L’Anafé constate qu’en violation de cette décision de la Cour
européenne, et au mépris des décisions rendues par le Tribunal de grande
instance de Bobigny, des personnes dont la demande d’asile a été considérée
comme manifestement infondée continuent à être maintenues en zone d’attente et
renvoyées vers leur pays, sans avoir pu exercer un recours suspensif.

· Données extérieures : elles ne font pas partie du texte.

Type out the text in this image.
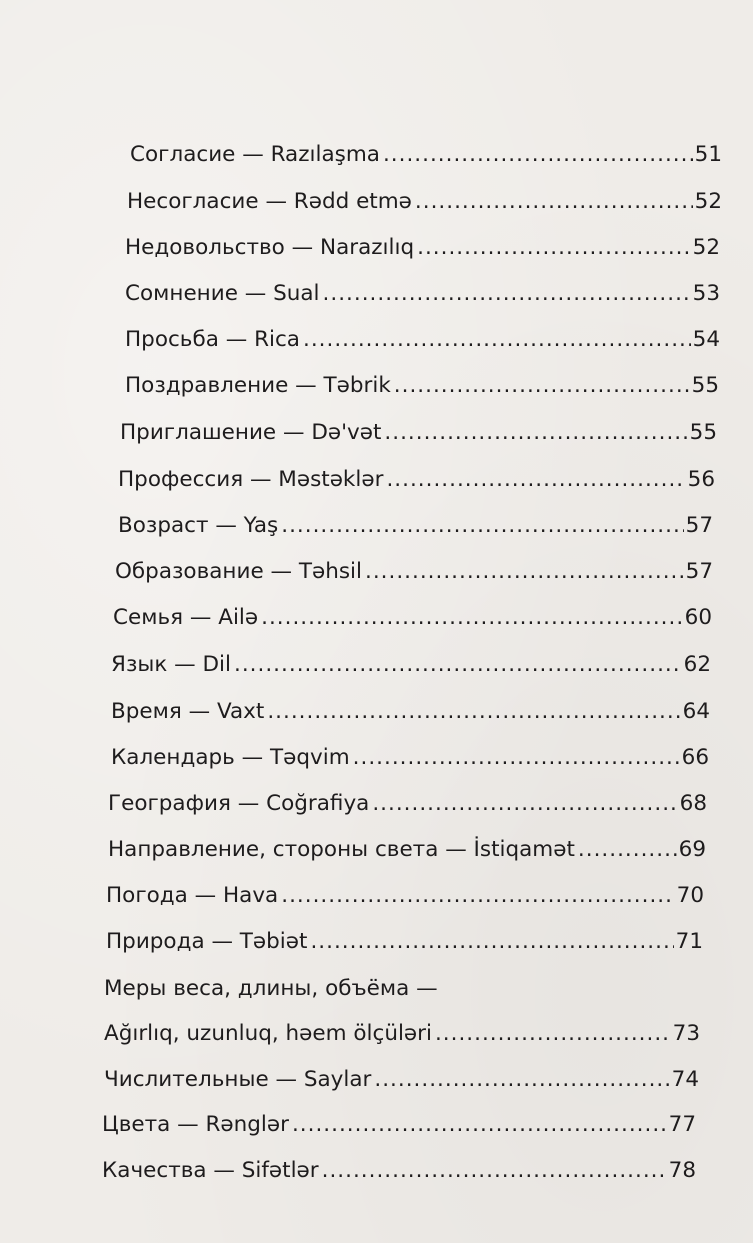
Согласие — Razılaşma .....	51
Несогласие — Rədd etmə .....	52
Недовольство — Narazılıq .....	52
Сомнение — Sual .....	53
Просьба — Rica .....	54
Поздравление — Təbrik .....	55
Приглашение — Də'vət .....	55
Профессия — Məstəklər .....	56
Возраст — Yaş .....	57
Образование — Təhsil .....	57
Семья — Ailə .....	60
Язык — Dil .....	62
Время — Vaxt .....	64
Календарь — Təqvim .....	66
География — Coğrafiya .....	68
Направление, стороны света — İstiqamət .....	69
Погода — Hava .....	70
Природа — Təbiət .....	71
Меры веса, длины, объёма —
Ağırlıq, uzunluq, həem ölçüləri .....	73
Числительные — Saylar .....	74
Цвета — Rənglər .....	77
Качества — Sifətlər .....	78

Dans un courrier du 10 mai 2007 au ministre de l’Intérieur (en
pièce jointe), la présidente de l’Anafé lui demande de « faire cesser sans délai
» ces violations, en donnant dès aujourd’hui les consignes nécessaires à ses
services pour que ne soit pas mis en Å“uvre le refoulement expéditif d’étrangers
n’ayant pu exercer leurs droits. Elle rappelle aussi que la législation actuelle
devra donc être révisée afin qu’un recours suspensif contre tous les refus
d’admission sur le territoire puisse être exercé dès lors que les personnes
concernées sont privées de liberté.
A la suite de la condamnation
par la CEDH de la France concernant le droit d’asile à la frontière, le Syndicat
de la magistrature a signé avec d’autres organisations cette lettre ouverte
demandant l’arrêt des expulsions avant que la juridiction administrative n’ait
statué et la modification rapide de la législation.